More than 2 weeks after the storm, a visiting professor from NYU’s School of Medicine reported that hospitals in lower Manhattan were still without power – and empty of patients, a condition that is likely to last into the new year.
It was hard enough to imagine these scenarios, but I was truly shocked to learn that the international humanitarian aid group, Médecins Sans Frontieres (MSF)/Doctors Without Borders had set up a makeshift clinic in the Rockaways.
MSF sets up emergency clinics in war-torn, poverty-stricken countries that lack sufficiently trained healthcare personnel and medical supplies. They dispatch doctors to Third World countries like Rwanda, Chechnya, Haiti, and Republic of Congo, not the U.S. – at least not until now.
With thousands of doctors and healthcare providers based at some of the country’s best medical schools and hospitals in and around New York City, why was it necessary for MSF to step in?
With little effort, I found the answer — and it didn’t make me feel much better.
For readers unfamiliar with the New York City landscape, the Rockaways is a densely populated peninsula that acts as a barrier to the Atlantic Ocean in a relatively remote area of the borough of Queens.
Although city, state, and federal agencies had implemented emergency plans and were operating at full capacity, the damaged area is so extensive that relief was painfully slow arriving in many areas like the Rockaways.
Like everyone else, the City’s healthcare professionals were severely impacted by the storm – homes, offices, and pharmacies were flooded, roads were rendered inaccessible, and power outages and gasoline rationing made even local travel difficult.
Reports of dire medical need were relayed from the early responding volunteer group “Occupy Sandy” to MSF’s leaders.
When MSF realized that Far Rockaway’s largely poor, elderly, and chronically ill population was cut off from primary care as well as running water, heat, and electricity, the organization declared the Rockaways a “global disaster zone” and, for the first time in its 40-year history, set up an emergency clinic in the U.S.
This now makes complete sense to me – MSF is probably the most capable organization in the world when it comes to establishing a continuum of treatment amid the chaos of an early response to disaster – and, indeed, some of their medical and mental health doctors were from the New York City area.

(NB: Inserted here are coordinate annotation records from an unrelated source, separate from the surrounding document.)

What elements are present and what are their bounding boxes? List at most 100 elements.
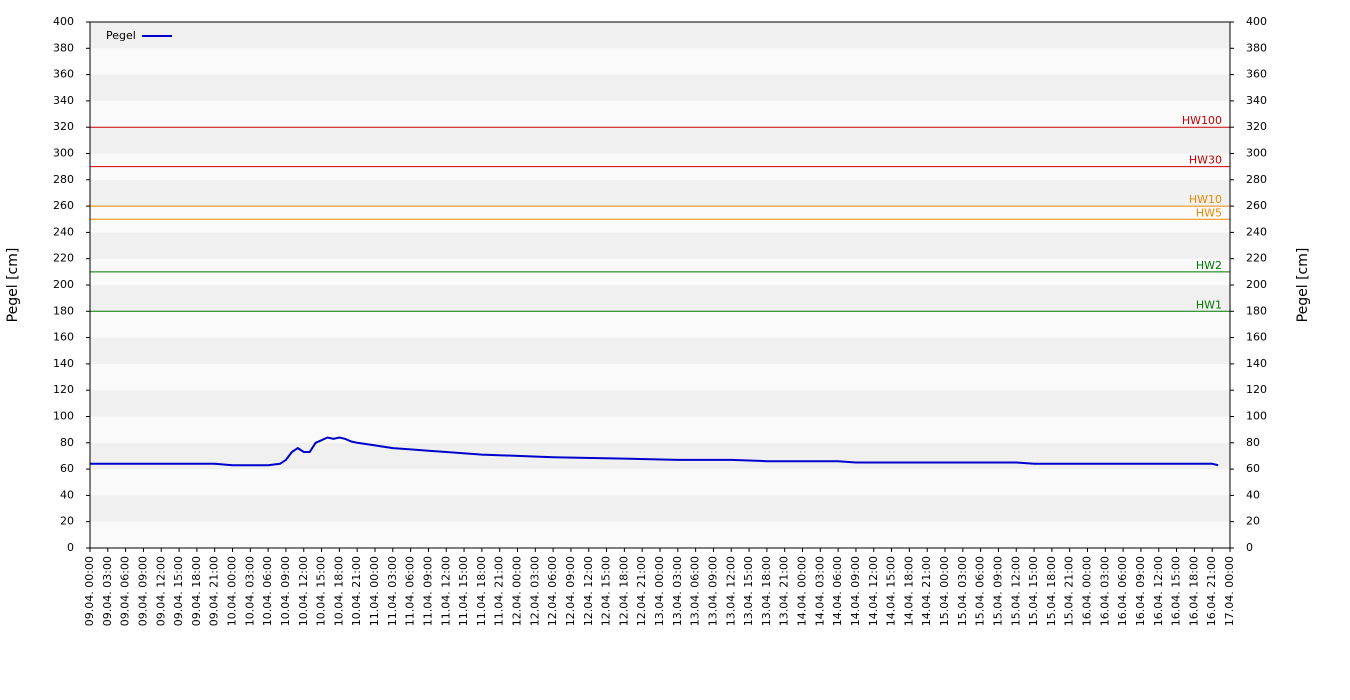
grid-band <box>90 100 1230 128</box>
x-tick-label: 09.04. 12:00 <box>154 556 167 626</box>
x-tick-label: 09.04. 00:00 <box>83 556 96 626</box>
x-tick-label: 15.04. 15:00 <box>1027 556 1040 626</box>
x-tick-label: 14.04. 18:00 <box>902 556 915 626</box>
x-tick-label: 10.04. 15:00 <box>315 556 328 626</box>
y-tick-label: 300 <box>53 147 74 160</box>
y-tick-label: 280 <box>53 173 74 186</box>
threshold-label: HW5 <box>1196 206 1222 219</box>
threshold-label: HW1 <box>1196 298 1222 311</box>
x-tick-label: 15.04. 12:00 <box>1009 556 1022 626</box>
x-tick-label: 12.04. 15:00 <box>600 556 613 626</box>
x-tick-label: 11.04. 03:00 <box>386 556 399 626</box>
y-tick-label: 240 <box>53 225 74 238</box>
y-tick-label: 260 <box>53 199 74 212</box>
y2-tick-label: 400 <box>1246 15 1267 28</box>
y-tick-label: 20 <box>60 515 74 528</box>
y2-axis-title: Pegel [cm] <box>1295 248 1311 323</box>
x-tick-label: 16.04. 00:00 <box>1081 556 1094 626</box>
y-tick-label: 340 <box>53 94 74 107</box>
y-tick-label: 0 <box>67 541 74 554</box>
x-tick-label: 16.04. 15:00 <box>1170 556 1183 626</box>
x-tick-label: 09.04. 15:00 <box>172 556 185 626</box>
y2-tick-label: 240 <box>1246 225 1267 238</box>
x-tick-label: 11.04. 00:00 <box>368 556 381 626</box>
plot-frame <box>89 21 1231 549</box>
x-tick-label: 12.04. 03:00 <box>528 556 541 626</box>
x-tick-label: 13.04. 21:00 <box>778 556 791 626</box>
y2-tick-label: 40 <box>1246 488 1260 501</box>
grid-band <box>90 311 1230 338</box>
grid-band <box>90 285 1230 312</box>
threshold-label: HW30 <box>1189 154 1222 167</box>
x-tick-label: 16.04. 21:00 <box>1205 556 1218 626</box>
y2-tick-label: 20 <box>1246 515 1260 528</box>
grid-band <box>90 22 1230 49</box>
x-tick-label: 09.04. 18:00 <box>190 556 203 626</box>
x-tick-label: 14.04. 09:00 <box>849 556 862 626</box>
x-tick-label: 14.04. 03:00 <box>813 556 826 626</box>
grid-band <box>90 232 1230 259</box>
y-tick-label: 120 <box>53 383 74 396</box>
x-tick-label: 11.04. 15:00 <box>457 556 470 626</box>
y-axis-title: Pegel [cm] <box>5 248 21 323</box>
y2-tick-label: 60 <box>1246 462 1260 475</box>
x-tick-label: 10.04. 21:00 <box>350 556 363 626</box>
y2-tick-label: 300 <box>1246 147 1267 160</box>
x-tick-label: 10.04. 03:00 <box>243 556 256 626</box>
x-tick-label: 16.04. 12:00 <box>1152 556 1165 626</box>
x-tick-label: 13.04. 12:00 <box>724 556 737 626</box>
y-tick-label: 220 <box>53 252 74 265</box>
y-tick-label: 40 <box>60 488 74 501</box>
grid-band <box>90 363 1230 391</box>
y-tick-label: 80 <box>60 436 74 449</box>
x-tick-label: 09.04. 09:00 <box>136 556 149 626</box>
x-tick-label: 12.04. 12:00 <box>582 556 595 626</box>
x-tick-label: 12.04. 00:00 <box>511 556 524 626</box>
x-tick-label: 16.04. 06:00 <box>1116 556 1129 626</box>
legend-label: Pegel <box>106 29 136 42</box>
x-tick-label: 12.04. 09:00 <box>564 556 577 626</box>
y2-tick-label: 280 <box>1246 173 1267 186</box>
grid-band <box>90 48 1230 75</box>
grid-band <box>90 179 1230 207</box>
x-tick-label: 16.04. 09:00 <box>1134 556 1147 626</box>
y-tick-label: 320 <box>53 120 74 133</box>
grid-band <box>90 495 1230 522</box>
y2-tick-label: 120 <box>1246 383 1267 396</box>
x-tick-label: 15.04. 09:00 <box>991 556 1004 626</box>
x-tick-label: 13.04. 06:00 <box>689 556 702 626</box>
y-tick-label: 360 <box>53 68 74 81</box>
x-tick-label: 09.04. 06:00 <box>119 556 132 626</box>
grid-band <box>90 337 1230 364</box>
y2-tick-label: 380 <box>1246 41 1267 54</box>
x-tick-label: 14.04. 06:00 <box>831 556 844 626</box>
x-tick-label: 13.04. 18:00 <box>760 556 773 626</box>
x-tick-label: 14.04. 21:00 <box>920 556 933 626</box>
x-tick-label: 14.04. 12:00 <box>867 556 880 626</box>
x-tick-label: 13.04. 00:00 <box>653 556 666 626</box>
y-tick-label: 60 <box>60 462 74 475</box>
threshold-label: HW2 <box>1196 259 1222 272</box>
y-tick-label: 380 <box>53 41 74 54</box>
threshold-label: HW100 <box>1182 114 1222 127</box>
x-tick-label: 16.04. 18:00 <box>1187 556 1200 626</box>
x-tick-label: 15.04. 21:00 <box>1063 556 1076 626</box>
y2-tick-label: 100 <box>1246 410 1267 423</box>
y-tick-label: 200 <box>53 278 74 291</box>
x-tick-label: 16.04. 03:00 <box>1098 556 1111 626</box>
x-tick-label: 11.04. 21:00 <box>493 556 506 626</box>
x-tick-label: 13.04. 03:00 <box>671 556 684 626</box>
y2-tick-label: 220 <box>1246 252 1267 265</box>
y2-tick-label: 140 <box>1246 357 1267 370</box>
x-tick-label: 10.04. 06:00 <box>261 556 274 626</box>
x-tick-label: 12.04. 06:00 <box>546 556 559 626</box>
x-tick-label: 11.04. 09:00 <box>421 556 434 626</box>
y-tick-label: 100 <box>53 410 74 423</box>
x-tick-label: 10.04. 18:00 <box>332 556 345 626</box>
x-tick-label: 15.04. 18:00 <box>1045 556 1058 626</box>
x-tick-label: 15.04. 06:00 <box>974 556 987 626</box>
x-tick-label: 12.04. 18:00 <box>617 556 630 626</box>
grid-band <box>90 127 1230 154</box>
y-tick-label: 180 <box>53 304 74 317</box>
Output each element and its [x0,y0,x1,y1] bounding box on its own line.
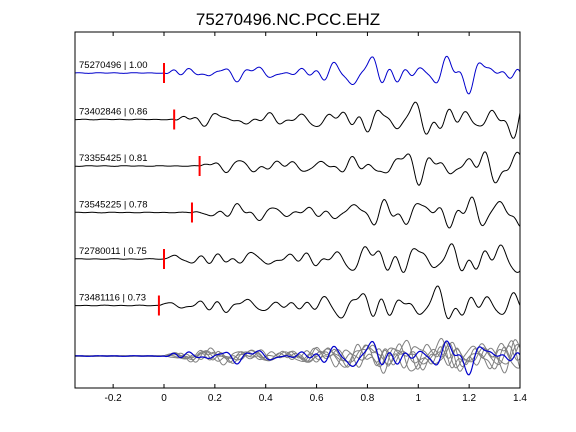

For public health, the most threatening situation in the Rockaways was the more than 800 seniors living in a housing complex without running water, electricity, or access to medications for over a week.
As physicians, we know that week-long lapses in treatment and/or medications for chronic diseases can have debilitating – even fatal – consequences; and, once established, the emergency clinic made sure that chronically ill patients could receive vital medications like rescue drugs for asthma and insulin for diabetes.
From a health policy perspective, Sandy revealed glaring and greatly unsettling deficiencies in our emergency preparedness systems and infrastructure that will continue to have a profound impact on population health.
Sandy will not be the last natural disaster in the U.S., and, for me, the take-away message is crystal clear: New York and other large – especially coastal – cities need to go back to the drawing board and come up with better ways to assure that the healthcare needs of their most vulnerable citizens can be met when large-scale, complex disasters strike.
David B. Nash is Founding Dean of the Jefferson School of Population Health at Thomas Jefferson University and blogs at Nash on Health Policy.